La ausencia de hambre es un drama que nadie ha estudiado.
Al igual que esas enfermedades huérfanas por las que la investigación no se interesa, la no-hambre no corre el riesgo de despertar curiosidad: aparte de la población de Vanuatu, no afecta a nadie más.
Nuestra sobrealimentación occidental no tiene nada que ver con eso. Basta salir a la calle para ver a gente muriéndose de hambre. Y, para ganarnos el pan, tenemos que trabajar. En nosotros, el apetito es algo vivo.

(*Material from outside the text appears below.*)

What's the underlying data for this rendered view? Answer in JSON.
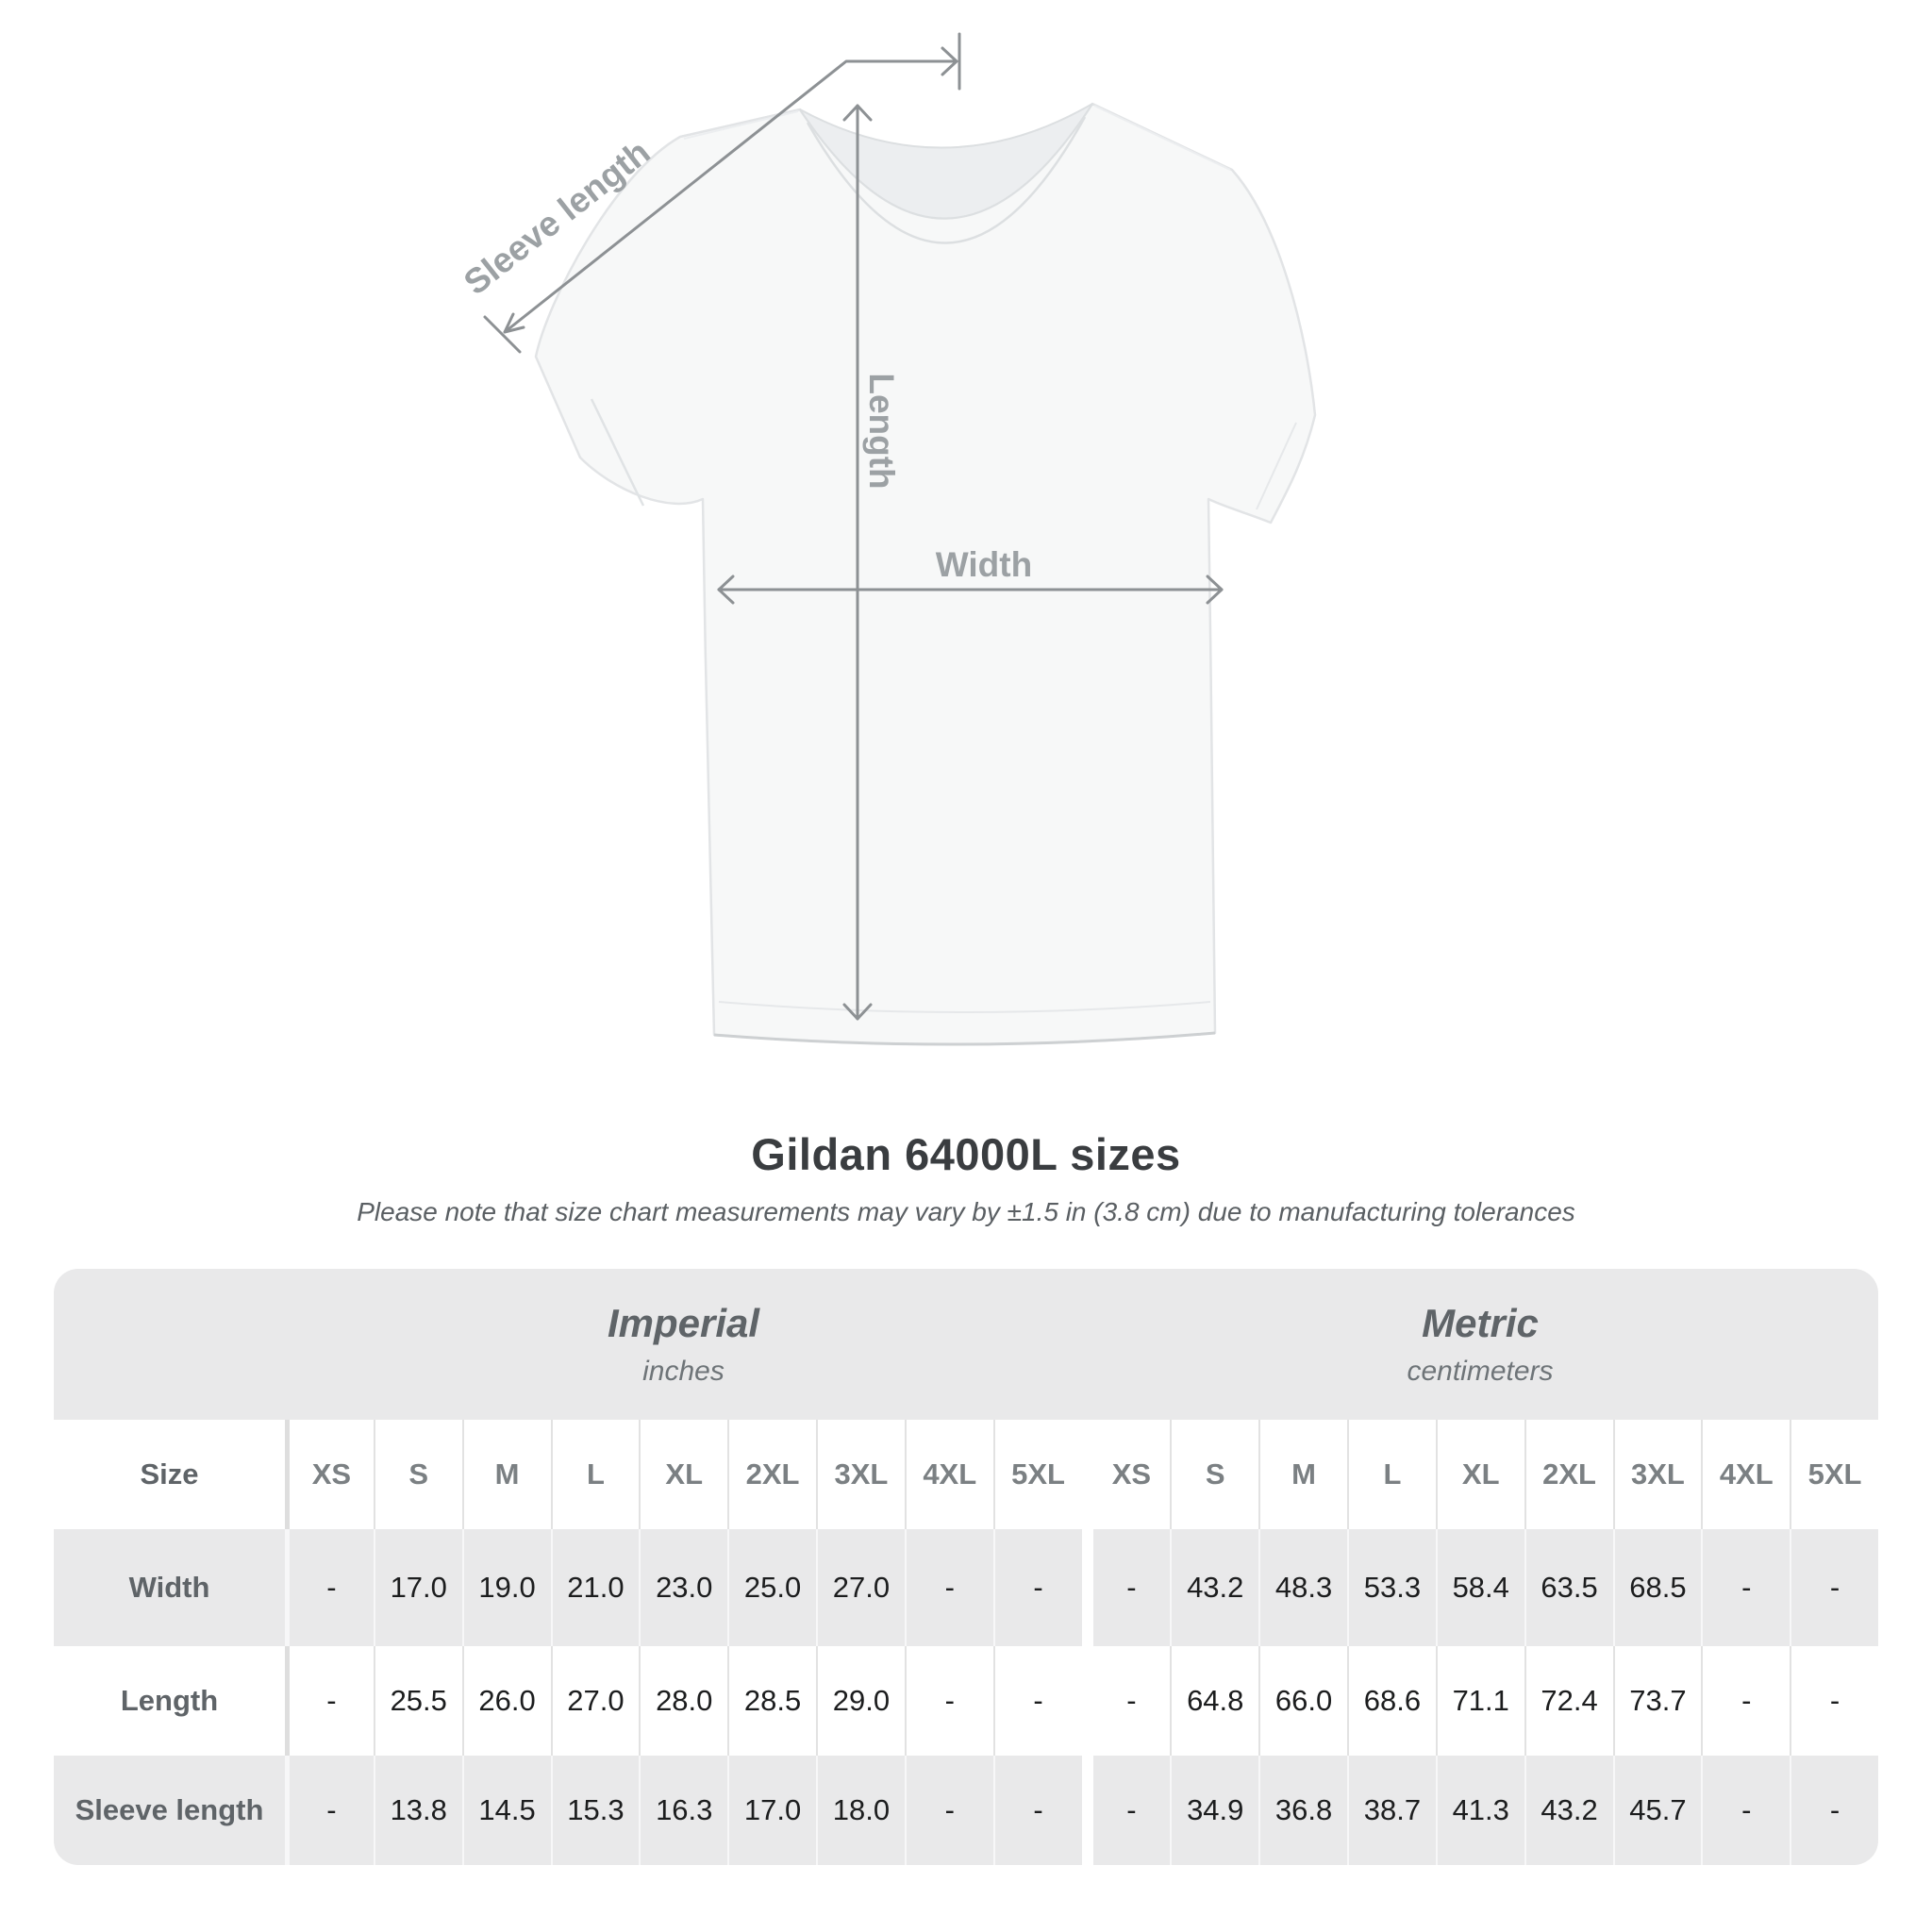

En Vanuatu el apetito no existe. Allí se come por complacencia, con el fin de que la naturaleza, que en ese lugar resulta ser la única ama de casa, no se sienta excesivamente ofendida. Ella es la que se encarga de todo: el pescado se pone a guisar sobre una piedra ardiente por el sol, y punto. Y evidentemente está riquísimo, sin esfuerzo alguno —«no hay derecho», tiene uno ganas de quejarse.
¿Para qué inventar postres si el bosque proporciona frutas tan buenas, tan sutiles que comparadas con ellas nuestras golosinas son repugnantes y vulgares? ¿Para qué inventar salsas si el zumo de los caracoles de mar mezclado con la leche de coco tiene un sabor que relega nuestras salsas al rango de repugnantes mayonesas? No es necesario ningún arte para abrir un erizo de mar acabado de coger y para disfrutar con su enloquecedora carne cruda. Algunas guayabas habrán macerado por accidente en el agujero en el que hayan caído: habrá con qué emborracharse. Es demasiado fácil.
Observé un poco a los tres habitantes de esa despensa llamada Vanuatu: eran amables, corteses, civilizados. No destilaban ni el menor síntoma de agresividad: sentías que te hallabas ante una gente profundamente pacífica. Pero tenías la impresión de que estaban un poco hartos: como si nada les interesara. Su vida era un paseo a perpetuidad. Faltaba en ella el sentido de una búsqueda.